Animal experiments were performed using a dynamic DOT imaging system that has been described in detail elsewhere . To reconstruct BF and OC, the initial parameters are given by: HbTblood=0.72 mM, f=0.2, SO2,ti=0.98. The dynamic HbT and SO2 parameters are first calculated by fitted the reconstructed optical absorption coefficient using Beer’s law at wavelengths 633 nm, 760 and 853 . In addition, due to high nonlinear distribution of dynamic SO2, the SO2 distribution curve is then separated into several approximated linear segments to improve the fitting accuracy of BF and OC. Then mean BF and OC are fitted for each linear segment based on different initial values of HbT and SO2. In this investigation, there are 6 measurements at time 1, 2, 4, 6, 8 and 25 minutes. For each segment, only 2 two discrete oxygenation measurements are used for the fitting calculation. And we specify the fitted mean BF and OC for each segment as the values at the stating point of the segment. For example, we name the mean BF and OC fitted between time 1 and 2 minutes as the BF and OC at 1 minute.
Figures 2-6 present the reconstructed in vivo HbT, SO2, volume normalized BF and OC images. We see that the seizure is remarkably imaged with the highest contrast in HbT, SO2, volume normalized BF. In addition, the OC image is not effectively recovered due to insufficient time interval to obtain stable fitting results. Further, it is observed from the peak values of BF shown in figure 7 that the recovered blood flow values (3.9-36.9 ml/100 ml/min) are in good agreement with reported CBF of rats (between 10-120 ml/100ml/min) and human being (20-160 ml/100 ml/min) [30,31]. The in vivo results shown here further validate the merits of the developed mathematical model.
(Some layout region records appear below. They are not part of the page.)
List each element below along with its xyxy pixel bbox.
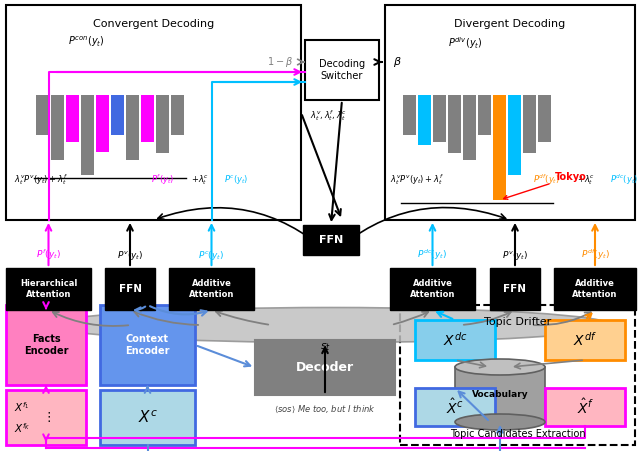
Text: $\vdots$: $\vdots$ [42, 410, 51, 424]
Ellipse shape [455, 414, 545, 430]
Text: Tokyo: Tokyo [504, 172, 586, 199]
Text: $X^{df}$: $X^{df}$ [573, 331, 597, 349]
Text: $P^c(y_t)$: $P^c(y_t)$ [198, 249, 225, 262]
Text: $X^{dc}$: $X^{dc}$ [443, 331, 467, 349]
FancyBboxPatch shape [100, 305, 195, 385]
Text: $s_t$: $s_t$ [321, 341, 332, 353]
Text: $P^f(y_t)$: $P^f(y_t)$ [151, 173, 174, 187]
Text: Hierarchical
Attention: Hierarchical Attention [20, 279, 77, 299]
FancyBboxPatch shape [6, 268, 91, 310]
FancyBboxPatch shape [100, 390, 195, 445]
Text: Topic Drifter: Topic Drifter [484, 317, 551, 327]
Text: Topic Candidates Extraction: Topic Candidates Extraction [450, 429, 586, 439]
Text: $\lambda_t^v, \lambda_t^f, \lambda_t^c$: $\lambda_t^v, \lambda_t^f, \lambda_t^c$ [310, 109, 347, 124]
Bar [66, 95, 79, 142]
Bar [493, 95, 506, 200]
Bar [141, 95, 154, 142]
Text: $P^{df}(y_t)$: $P^{df}(y_t)$ [580, 248, 609, 262]
Text: Context
Encoder: Context Encoder [125, 334, 170, 356]
Bar [96, 95, 109, 152]
Text: Divergent Decoding: Divergent Decoding [454, 19, 566, 29]
Bar [156, 95, 169, 153]
Ellipse shape [455, 359, 545, 375]
Text: $\hat{X}^c$: $\hat{X}^c$ [446, 397, 464, 417]
Text: $P^c(y_t)$: $P^c(y_t)$ [224, 174, 248, 187]
Text: $P^v(y_t)$: $P^v(y_t)$ [117, 249, 143, 262]
FancyBboxPatch shape [6, 305, 86, 385]
Text: Additive
Attention: Additive Attention [410, 279, 455, 299]
Bar [126, 95, 139, 160]
FancyBboxPatch shape [390, 268, 475, 310]
Text: FFN: FFN [319, 235, 343, 245]
Bar [508, 95, 521, 175]
Bar [81, 95, 94, 175]
Text: $P^{dc}(y_t)$: $P^{dc}(y_t)$ [417, 248, 447, 262]
Text: $+ \lambda_t^c$: $+ \lambda_t^c$ [577, 173, 595, 187]
FancyBboxPatch shape [169, 268, 254, 310]
FancyBboxPatch shape [105, 268, 155, 310]
Text: Facts
Encoder: Facts Encoder [24, 334, 68, 356]
Bar [171, 95, 184, 135]
FancyBboxPatch shape [400, 305, 635, 445]
FancyBboxPatch shape [305, 40, 379, 100]
Bar [51, 95, 64, 160]
Text: $\langle$sos$\rangle$ Me too, but I think: $\langle$sos$\rangle$ Me too, but I thin… [274, 404, 376, 414]
Bar [418, 95, 431, 145]
Text: $\beta$: $\beta$ [392, 55, 401, 69]
Text: $P^{dc}(y_t)$: $P^{dc}(y_t)$ [610, 173, 638, 187]
Text: $X^{f_1}$: $X^{f_1}$ [14, 400, 29, 414]
Text: $P^{con}(y_t)$: $P^{con}(y_t)$ [68, 35, 104, 50]
Bar [455, 367, 545, 422]
Text: $\lambda_t^v P^v(y_t) + \lambda_t^f$: $\lambda_t^v P^v(y_t) + \lambda_t^f$ [390, 173, 444, 188]
FancyBboxPatch shape [415, 320, 495, 360]
Text: $1 - \beta$: $1 - \beta$ [267, 55, 293, 69]
Text: $P^f(y_t)$: $P^f(y_t)$ [36, 248, 61, 262]
Bar [463, 95, 476, 160]
Bar [36, 95, 49, 135]
Text: Additive
Attention: Additive Attention [572, 279, 618, 299]
Text: $+ \lambda_t^c$: $+ \lambda_t^c$ [191, 173, 209, 187]
FancyBboxPatch shape [554, 268, 636, 310]
FancyBboxPatch shape [255, 340, 395, 395]
Text: $P^{df}(y_t)$: $P^{df}(y_t)$ [533, 173, 560, 187]
FancyBboxPatch shape [490, 268, 540, 310]
FancyBboxPatch shape [545, 388, 625, 426]
FancyBboxPatch shape [415, 388, 495, 426]
Bar [448, 95, 461, 153]
FancyBboxPatch shape [545, 320, 625, 360]
Text: $X^c$: $X^c$ [138, 409, 157, 426]
FancyBboxPatch shape [6, 390, 86, 445]
Bar [478, 95, 491, 135]
FancyBboxPatch shape [303, 225, 359, 255]
Ellipse shape [51, 308, 611, 342]
Text: FFN: FFN [118, 284, 141, 294]
Text: $P^{div}(y_t)$: $P^{div}(y_t)$ [447, 35, 483, 51]
FancyBboxPatch shape [6, 5, 301, 220]
Text: Decoding
Switcher: Decoding Switcher [319, 59, 365, 81]
Text: $\hat{X}^f$: $\hat{X}^f$ [577, 397, 593, 417]
Text: $\lambda_t^v P^v(y_t) + \lambda_t^f$: $\lambda_t^v P^v(y_t) + \lambda_t^f$ [14, 173, 68, 188]
Bar [403, 95, 416, 135]
Text: Additive
Attention: Additive Attention [189, 279, 234, 299]
Bar [523, 95, 536, 153]
Text: Convergent Decoding: Convergent Decoding [93, 19, 214, 29]
Text: Vocabulary: Vocabulary [472, 390, 528, 399]
Bar [111, 95, 124, 135]
Bar [538, 95, 551, 142]
Text: Decoder: Decoder [296, 361, 354, 374]
FancyBboxPatch shape [385, 5, 635, 220]
Text: $X^{f_K}$: $X^{f_K}$ [14, 421, 31, 435]
Text: FFN: FFN [504, 284, 527, 294]
Text: $P^v(y_t)$: $P^v(y_t)$ [502, 249, 528, 262]
Bar [433, 95, 446, 142]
In summary, we have developed an effective model that is capable to estimate the OC and BF of biological tissues. However, this model can only provide mean vales of BF and OC during a time interval. And more measurements are required for this time interval to obtain stable and accurate fitting results. Our simulations and in vivo tests indicate at least 3 or 4 measurements for this time interval are needed to achieve reliable fitting computation of both BF and OC. In addition, highly nonlinear change of oxygen saturation during the time interval should be avoided to ensure the efficacy of the developed model. Ultimately, the assumption and utilization of constant tissues volume and other known tissues parameters will also affect the accuracy of the fitting calculation. In future, we plan to combine the laser speckle imaging setups with multiple wavelengths DOT imaging systems to quantitatively measure and image BF and OC of a local blood vessel network . Consequently, the developed imaging systems will enable us to accurately and quantitatively estimate the BF and OC of biological tissues based on the captured physiological parameters of tissues and vascular parameters from blood segments as well as the developed model.